She kept getting better. But it seems medicine, and it’s providers, kept fighting against her. Two days after surgery I noticed her leg was swollen. I knew that she had a clot in it. I looked at the chart, making sure that I had not forgotten to write for the medicine meant to prevent this particular complication. No, the order was there. As well, another order was right above it, written by the surgery team, which ordered the exact same medicine. Written twice, but never given. I called the nurse, and no, that medicine hadn’t been given. “It must have been overlooked”, they answered as if it were no big deal. But it was a really big deal to me. They continued explaining, “maybe the chart was moved by one of your colleagues”, and “we have been very busy”. Finally the gasket blew (it isn’t always that firmly attached anyhow, and this episode of apathy flipped it off). I explained heatedly that I didn’t care about any of the excuses, what I cared about was if my patient got her medicines. I emphasized that she could die from this. And how I wrote those orders to prevent stuff like this. And again said that the least important thing to me is the excuses that keep coming. That explanation probably did very little to encourage my relationships with nursing, but I lacked the strength to hold it back.
In spite of her setback, she started getting better. I had one of the medicine doctors seeing her to make sure her blood clot was being managed correctly. Better and better and better. She always smiled, and it delighted me to finally see her condition catching up with her attitude. She was actually getting better. I transferred her medical care to other doctors to manage her clotting issues and her chemotherapy treatments. I couldn’t really let her go though, I thought of her every day, so found myself going by to make sure she was hanging in there, or to have a quick word of prayer with her.
I got the final pathology back. It was a cancer that is rare, but can be very aggressive. In fact, it was the one I was hoping most against. I went to tell her. I had to make her understand. Medical terms would be lost, so I went with a more accurate description – “I was hoping it would be a type that we could really squash dead, but it is a type that is much harder to kill, and even with the treatment, it could come back”. I told her about the medicines she was going to be taking. How they were cruel to the body, but how she had to hold on, even through the hard times. Looking at her little frail body, I was surprised to hear her so excited to fight against it. And so she did. Made it through the first round of chemo weak but vibrant, and smiling as always.
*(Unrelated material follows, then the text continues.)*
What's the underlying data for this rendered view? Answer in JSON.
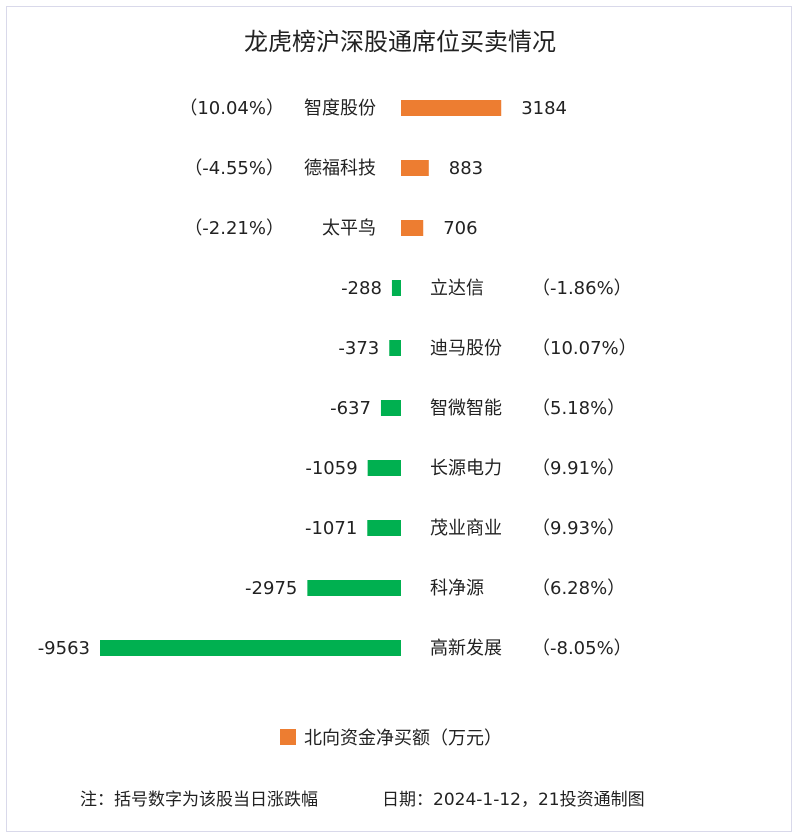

About a week passed. Just a few days after she was readmitted for more chemo, I got a call from her brother. He said she was not breathing well and was confused, and that he couldn’t find a doctor. I hung up and called the medical doctor at the hospital to please go and see her. Soon it was clear. Her issues had been “lost” on the readmission. The new doctor didn’t know her well. No one was following her issues. The medicine to treat the blood clot had been forgotten. She died the next morning of a clot that moved to the lung.
I had poured my heart out into her. I cared too much. She loved it when I came to see her. She loved that I would walk through it, and hope through it with her. I loved to watch her get better. But caring wasn’t enough. It seemed that it was an avoidable death, a greater tragedy than when a loss couldn’t have been prevented. Too many things had gone wrong one after the other, leading to the loss of life. I was discouraged and frustrated. And just plain sad.
It is a hard reminder that my best is not enough. That medicine isn’t enough. Out here we need better training, better management, a better system. Our resources, including both human resources and medical resources, are stretched too thin. In fact, for most of the society here such loss of life is accepted as normal. It is not the exception. All those things really are issues. But if they were fixed, it still wouldn’t be enough. It still couldn’t make sense of the madness of circumstances that we pass through. It couldn’t make sense of our losses.
But my patient seemed to make sense of life, at least to me. In spite of her circumstance, I never saw a bad attitude. She never complained, though she certainly had reason. There was no feeling sorry for herself. In the midst of great pain, she pushed through with a smile. Over one hurdle, over another, she just kept climbing. While I was frustrated and tired from fighting on her behalf, she was just resting and trusting that God would care for her. She did want the medical care, she wanted help, but she knew that it wasn’t ultimate. She could rest in Him.
Too often I cannot rest. I am too busy fighting. I fight on behalf of my patients. I push to make the staff provide better care. I fight for the injustices I see all around. Sometimes I work as though I am holding up everything around me. Frustrations abound because I carry more than I am meant to. My grasp is a bit too tight. One day I will know better how and what to fight. One day I will know better how to rest in Him.
For this time, in spite of the struggles and frustrations, I have lost the battle on her behalf. Yet still she rests, now more completely than she ever has.